O cerco de Leningrado, durante a Segunda Guerra Mundial, foi um dos episódios mais devastadores do conflito, e uma das suas histórias mais extraordinárias e pouco conhecidas foi a resistência silenciosa e suicida de um grupo de cientistas. Durante o cerco, que durou quase 900 dias, a cidade enfrentou fome extrema, frio intenso e bombardeamentos constantes.
Num gesto de sacrifício notável, estes cientistas dedicaram-se a proteger um valioso banco de sementes que continha a diversidade genética de culturas alimentares de todo o mundo. Perante a escassez de alimentos que assolava a população, os cientistas optaram por não consumir as sementes que guardavam, preferindo morrer à fome em vez de comprometer o futuro da investigação agrícola.
Simon Parkin conta esta história como um dos episódios mais extraordinários e menos conhecidos da Segunda Guerra Mundial.
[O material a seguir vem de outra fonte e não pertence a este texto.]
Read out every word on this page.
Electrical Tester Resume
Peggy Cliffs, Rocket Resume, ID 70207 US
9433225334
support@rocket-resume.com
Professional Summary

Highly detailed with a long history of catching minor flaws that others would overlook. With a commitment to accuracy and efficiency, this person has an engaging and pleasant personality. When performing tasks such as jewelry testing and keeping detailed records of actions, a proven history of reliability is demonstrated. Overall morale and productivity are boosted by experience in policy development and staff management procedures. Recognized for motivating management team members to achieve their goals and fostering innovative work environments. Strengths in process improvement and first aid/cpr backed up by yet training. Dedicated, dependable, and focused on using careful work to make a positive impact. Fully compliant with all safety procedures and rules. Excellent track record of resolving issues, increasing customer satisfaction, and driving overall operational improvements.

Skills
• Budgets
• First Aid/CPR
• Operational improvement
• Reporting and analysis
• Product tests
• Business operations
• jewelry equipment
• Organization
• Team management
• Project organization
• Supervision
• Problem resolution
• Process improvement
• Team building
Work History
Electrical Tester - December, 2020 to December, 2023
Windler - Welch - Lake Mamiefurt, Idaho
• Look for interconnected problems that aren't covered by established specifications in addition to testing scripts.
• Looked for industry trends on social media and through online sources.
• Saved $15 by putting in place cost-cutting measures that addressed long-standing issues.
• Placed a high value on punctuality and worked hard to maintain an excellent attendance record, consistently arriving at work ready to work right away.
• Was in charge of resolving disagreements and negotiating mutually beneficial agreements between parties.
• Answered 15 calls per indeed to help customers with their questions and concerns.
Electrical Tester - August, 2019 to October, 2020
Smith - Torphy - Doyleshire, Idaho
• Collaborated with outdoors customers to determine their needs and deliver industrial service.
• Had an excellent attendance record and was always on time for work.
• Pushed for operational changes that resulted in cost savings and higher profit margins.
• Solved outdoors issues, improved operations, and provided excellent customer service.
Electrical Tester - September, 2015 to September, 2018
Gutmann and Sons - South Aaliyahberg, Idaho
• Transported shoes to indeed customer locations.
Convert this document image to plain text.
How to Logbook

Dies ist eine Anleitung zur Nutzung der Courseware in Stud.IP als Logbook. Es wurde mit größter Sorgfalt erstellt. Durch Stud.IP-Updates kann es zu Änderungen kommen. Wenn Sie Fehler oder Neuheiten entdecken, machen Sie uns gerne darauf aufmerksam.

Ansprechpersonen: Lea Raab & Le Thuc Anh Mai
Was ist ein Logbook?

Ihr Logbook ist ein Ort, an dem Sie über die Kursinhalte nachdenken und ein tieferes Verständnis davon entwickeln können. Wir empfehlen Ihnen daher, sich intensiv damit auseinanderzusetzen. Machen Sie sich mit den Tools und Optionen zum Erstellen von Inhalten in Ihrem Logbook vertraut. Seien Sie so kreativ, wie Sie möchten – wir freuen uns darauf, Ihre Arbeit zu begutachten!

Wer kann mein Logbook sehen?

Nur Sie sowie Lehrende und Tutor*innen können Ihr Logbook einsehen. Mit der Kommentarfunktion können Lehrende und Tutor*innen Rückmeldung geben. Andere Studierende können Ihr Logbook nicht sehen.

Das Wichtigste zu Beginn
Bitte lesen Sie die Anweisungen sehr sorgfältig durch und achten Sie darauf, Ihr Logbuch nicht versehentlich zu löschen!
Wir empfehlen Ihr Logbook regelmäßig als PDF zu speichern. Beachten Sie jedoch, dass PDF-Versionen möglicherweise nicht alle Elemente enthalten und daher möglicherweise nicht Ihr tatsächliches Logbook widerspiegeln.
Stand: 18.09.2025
A decisão destes homens e mulheres representou um ato de coragem e visão a longo prazo, mesmo quando enfrentavam a morte iminente.
O cerco de Leningrado tornou-se assim não apenas um símbolo da resistência soviética, mas também um testemunho do compromisso destes cientistas com a ciência e com as gerações futuras, mesmo nas circunstâncias mais extremas e desesperadas.